Channel plugins are the most visible: 25+ messaging platforms (WhatsApp, Telegram, Discord, Slack, Signal, iMessage, Teams, Matrix, IRC, Google Chat, LINE, Feishu, Nostr, and more) each implemented as a channel adapter with common config: enabled, dmPolicy, allowFrom, groupPolicy, ackReaction.

Deployment model

OpenClaw ships as a multi-stage Docker build:

1. ext-deps — isolate extension dependency resolution via OPENCLAW_EXTENSIONS build arg
2. build — pnpm install --frozen-lockfile, pnpm build:docker, build UI and Canvas A2UI
3. runtime-assets — prune dev dependencies, strip .d.ts and .map files
4. runtime — Node 24 on Debian Bookworm (or slim variant), non-root node user (uid 1000), healthcheck on /healthz

Optional layers: Chromium + Xvfb for browser control (~300MB), Docker CLI for sandboxed tool execution (~50MB), extra apt packages. The runtime binds to loopback by default; override to lan for Docker bridge networking.

The entire system runs as a single process. No database except SQLite for memory search indexing. No message queue. No microservices. State lives in the filesystem. This is both the strength and the constraint — it’s simple to operate, hard to scale horizontally, and completely transparent to anyone who can read files.
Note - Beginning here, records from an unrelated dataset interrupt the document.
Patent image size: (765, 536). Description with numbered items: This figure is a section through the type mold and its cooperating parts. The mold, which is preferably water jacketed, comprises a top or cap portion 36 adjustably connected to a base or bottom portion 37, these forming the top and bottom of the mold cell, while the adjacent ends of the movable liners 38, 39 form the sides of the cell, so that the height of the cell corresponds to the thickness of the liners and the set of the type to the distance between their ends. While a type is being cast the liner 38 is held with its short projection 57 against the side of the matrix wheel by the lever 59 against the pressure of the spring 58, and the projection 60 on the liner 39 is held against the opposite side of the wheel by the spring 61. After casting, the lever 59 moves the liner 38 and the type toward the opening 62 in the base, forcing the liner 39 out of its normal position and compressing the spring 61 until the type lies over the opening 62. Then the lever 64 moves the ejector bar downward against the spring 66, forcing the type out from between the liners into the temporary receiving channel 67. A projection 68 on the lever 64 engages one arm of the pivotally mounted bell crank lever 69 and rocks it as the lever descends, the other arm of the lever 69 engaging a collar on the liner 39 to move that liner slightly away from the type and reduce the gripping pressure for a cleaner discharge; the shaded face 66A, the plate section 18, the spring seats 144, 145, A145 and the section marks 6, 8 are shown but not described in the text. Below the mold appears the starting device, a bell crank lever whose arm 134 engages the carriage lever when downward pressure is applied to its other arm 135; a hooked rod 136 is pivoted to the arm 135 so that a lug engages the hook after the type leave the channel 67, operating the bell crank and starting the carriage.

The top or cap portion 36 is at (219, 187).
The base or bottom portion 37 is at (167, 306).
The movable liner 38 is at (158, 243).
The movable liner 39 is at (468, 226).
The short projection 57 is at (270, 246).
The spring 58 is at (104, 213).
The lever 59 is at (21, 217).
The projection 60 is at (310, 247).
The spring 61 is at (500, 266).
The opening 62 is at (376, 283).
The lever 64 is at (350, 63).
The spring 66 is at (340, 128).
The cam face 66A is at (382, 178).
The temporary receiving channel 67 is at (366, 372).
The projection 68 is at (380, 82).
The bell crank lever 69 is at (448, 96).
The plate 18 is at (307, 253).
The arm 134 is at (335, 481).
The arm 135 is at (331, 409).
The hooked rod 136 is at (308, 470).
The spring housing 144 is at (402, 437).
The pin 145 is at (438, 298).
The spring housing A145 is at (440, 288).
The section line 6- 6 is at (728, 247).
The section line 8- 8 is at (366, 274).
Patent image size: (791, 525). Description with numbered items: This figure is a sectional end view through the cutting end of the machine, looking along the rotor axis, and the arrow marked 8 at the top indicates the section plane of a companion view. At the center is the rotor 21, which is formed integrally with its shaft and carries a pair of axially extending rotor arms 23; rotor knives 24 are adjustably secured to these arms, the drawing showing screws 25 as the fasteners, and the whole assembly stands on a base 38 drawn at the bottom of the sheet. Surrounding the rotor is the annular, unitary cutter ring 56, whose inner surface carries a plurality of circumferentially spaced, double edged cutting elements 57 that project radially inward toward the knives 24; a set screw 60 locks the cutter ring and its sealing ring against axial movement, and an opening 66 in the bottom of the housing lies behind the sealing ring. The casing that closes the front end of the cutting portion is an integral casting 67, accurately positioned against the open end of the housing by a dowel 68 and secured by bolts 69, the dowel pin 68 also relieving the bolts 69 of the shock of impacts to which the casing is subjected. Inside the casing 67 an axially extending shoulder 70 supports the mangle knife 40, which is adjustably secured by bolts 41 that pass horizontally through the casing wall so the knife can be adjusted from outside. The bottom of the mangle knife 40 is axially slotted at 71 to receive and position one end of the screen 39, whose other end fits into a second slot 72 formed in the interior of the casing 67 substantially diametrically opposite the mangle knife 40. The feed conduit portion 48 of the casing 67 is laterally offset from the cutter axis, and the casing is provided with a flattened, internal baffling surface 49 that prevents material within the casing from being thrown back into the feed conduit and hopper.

What this means for operators

OpenClaw’s architecture has a clear thesis: the agent is its files. The Gateway is plumbing. The LLM is rented intelligence. The workspace — those 8 markdown files, the config, the memory directory — is the thing you’re actually operating.

This means:

• Backup means copying ~/.openclaw/ — there’s no database dump, no state reconstruction
• Debugging means reading files — if the agent is behaving wrong, one of the 8 files is wrong, or the config is wrong, or the prompt assembly is doing something you don’t expect
• Upgrading means rebuilding the Gateway and preserving the workspace — the agent survives because the files survive
• Security means file permissions and config policy — chmod 444 on SOUL.md, tool deny-lists in config, sandbox mode for non-main sessions, egress rules

The 8-file constraint is the architectural decision that shapes everything downstream. It’s why configuration sprawls to ~13,500 tokens across 11+ files. It’s why operators who put critical knowledge in arbitrarily-named files lose it after compaction. It’s why the management layer — the thing that doesn’t exist yet for most operators — matters so much. You’re operating a system whose identity, behavior, and accumulated knowledge all live in files that the framework reads but never validates, never versions, and never backs up.

That’s the architecture. What you build on top of it is the operations problem.